From Wikipedia, the free encyclopedia
Jump to: navigation, search

Reinaldo Povod (1960 - July 30, 1994 Brooklyn) was an American playwright.[1]

Life[edit]

Reinaldo Povod, known to his friends as Rei (Ray) grew up on the Lower East Side. The son of a Puerto Rican mother and a Cuban father of Russian descent.[2] In 1977, his play Cries and Shouts played at the Nuyorican Poets Café, where Mr. Povod was a protege of Miguel Piñero.[3] Bill Hart brought Mr. Povod to the attention of Joseph Papp, who invited him to become a resident playwright at the Public Theater.
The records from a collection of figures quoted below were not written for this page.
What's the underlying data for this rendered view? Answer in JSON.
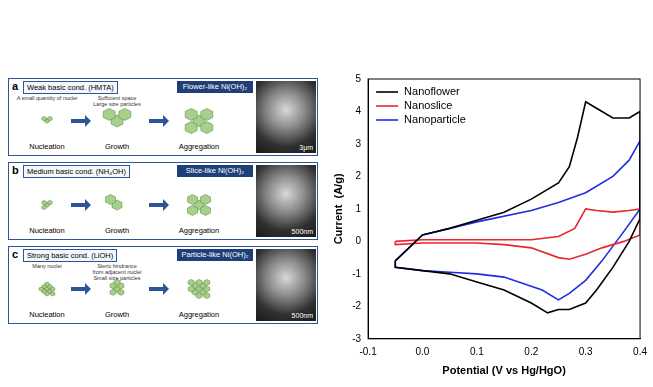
{
  "diagram": {
    "panels": [
      {
        "letter": "a",
        "condition": "Weak basic cond. (HMTA)",
        "product": "Flower-like Ni(OH)₂",
        "steps": [
          "Nucleation",
          "Growth",
          "Aggregation"
        ],
        "notes": [
          [
            "A small quantity of nuclei"
          ],
          [
            "Sufficient space",
            "Large size particles"
          ],
          []
        ],
        "scale_bar": "3μm"
      },
      {
        "letter": "b",
        "condition": "Medium basic cond. (NH₄OH)",
        "product": "Slice-like Ni(OH)₂",
        "steps": [
          "Nucleation",
          "Growth",
          "Aggregation"
        ],
        "notes": [
          [],
          [],
          []
        ],
        "scale_bar": "500nm"
      },
      {
        "letter": "c",
        "condition": "Strong basic cond. (LiOH)",
        "product": "Particle-like Ni(OH)₂",
        "steps": [
          "Nucleation",
          "Growth",
          "Aggregation"
        ],
        "notes": [
          [
            "Many nuclei"
          ],
          [
            "Steric hindrance",
            "from adjacent nuclei",
            "Small size particles"
          ],
          []
        ],
        "scale_bar": "500nm"
      }
    ]
  },
  "chart_data": {
    "type": "line",
    "x_label": "Potential (V vs Hg/HgO)",
    "y_label": "Current  (A/g)",
    "xlim": [
      -0.1,
      0.4
    ],
    "xticks": [
      -0.1,
      {
        "value": 0.0,
        "label": "0.0"
      },
      0.1,
      0.2,
      0.3,
      0.4
    ],
    "ylim": [
      -3,
      5
    ],
    "yticks": [
      -3,
      -2,
      -1,
      0,
      1,
      2,
      3,
      4,
      5
    ],
    "grid": false,
    "legend": "upper left",
    "series": [
      {
        "name": "Nanoflower",
        "color": "#000000",
        "x": [
          -0.05,
          0.0,
          0.05,
          0.1,
          0.15,
          0.2,
          0.25,
          0.27,
          0.285,
          0.3,
          0.32,
          0.35,
          0.38,
          0.4,
          0.4,
          0.38,
          0.35,
          0.32,
          0.3,
          0.27,
          0.25,
          0.23,
          0.2,
          0.15,
          0.1,
          0.05,
          0.0,
          -0.05,
          -0.05
        ],
        "values": [
          -0.6,
          0.2,
          0.4,
          0.65,
          0.9,
          1.3,
          1.8,
          2.3,
          3.2,
          4.3,
          4.1,
          3.8,
          3.8,
          4.0,
          0.7,
          0.0,
          -0.8,
          -1.5,
          -1.9,
          -2.1,
          -2.1,
          -2.2,
          -1.9,
          -1.5,
          -1.25,
          -1.0,
          -0.9,
          -0.8,
          -0.6
        ]
      },
      {
        "name": "Nanoslice",
        "color": "#e8262b",
        "x": [
          -0.05,
          0.0,
          0.1,
          0.2,
          0.25,
          0.28,
          0.3,
          0.32,
          0.35,
          0.38,
          0.4,
          0.4,
          0.37,
          0.33,
          0.3,
          0.27,
          0.25,
          0.2,
          0.15,
          0.1,
          0.0,
          -0.05,
          -0.05
        ],
        "values": [
          0.0,
          0.05,
          0.05,
          0.05,
          0.15,
          0.4,
          1.0,
          0.95,
          0.9,
          0.95,
          1.0,
          0.2,
          0.0,
          -0.2,
          -0.4,
          -0.55,
          -0.5,
          -0.2,
          -0.1,
          -0.05,
          -0.05,
          -0.1,
          0.0
        ]
      },
      {
        "name": "Nanoparticle",
        "color": "#1f2ee0",
        "x": [
          -0.05,
          0.0,
          0.1,
          0.2,
          0.25,
          0.3,
          0.35,
          0.38,
          0.4,
          0.4,
          0.37,
          0.33,
          0.3,
          0.27,
          0.25,
          0.22,
          0.15,
          0.1,
          0.05,
          0.0,
          -0.05,
          -0.05
        ],
        "values": [
          -0.6,
          0.2,
          0.6,
          0.95,
          1.2,
          1.5,
          2.0,
          2.5,
          3.1,
          1.0,
          0.3,
          -0.6,
          -1.2,
          -1.6,
          -1.8,
          -1.5,
          -1.1,
          -1.0,
          -0.95,
          -0.9,
          -0.8,
          -0.6
        ]
      }
    ]
  }
}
In 1986, Cuba and His Teddy Bear opened on Broadway, with Robert De Niro in the lead, for which Mr. Povod received the George Oppenheimer/Newsday Award (The Oppy).[4] In 2009, Cuba and His Teddy Bear received its Chicago premiere by the Urban Theater Company and People's Theater of Chicago.[5] Reinaldo Povod co-authored the play Super Fishbowl Sunday with longtime friend and collaborator Richard Barbour, which was produced in 2001 at the Krane Theater in Manhattan, directed by Mr. Barbour.[6] The play Super Fishbowl Sunday has since been adapted into a screenplay by Richard Barbour and Joseph Barbour and is in pre-production at Bergen Street Ent.[7]

Awards[edit]

Works[edit]

  • Cries and Shouts
  • Cuba and His Teddy Bear. Samuel French, Inc. 1986. ISBN 978-0-573-69028-0. 
  • La Puta Vida Trilogy (This Bitch of a Life). S. French, Inc. 1987. ISBN 9780573662041. 
  • Nijinsky Choked His Chicken, 1987
  • Poppa Dio!
  • South of Tomorrow
  • Super Fishbowl Sunday
  • A Brownsville Archipelago
  • Miami Vice "Everybody's in Showbiz"[8]

Reviews[edit]

Povod's story has much incident but not a lot of plot. He relies on arbitrary action more than character development and takes too long reaching an ending. Moments might be cathartic except that these people, with the exception of the son, are not the sort to learn from their mistakes. But Povod knows his terrain, his dialogue is sharp and colorful yet fits the characters, he never bogs down in exposition, and he sentimentalizes nothing.[9]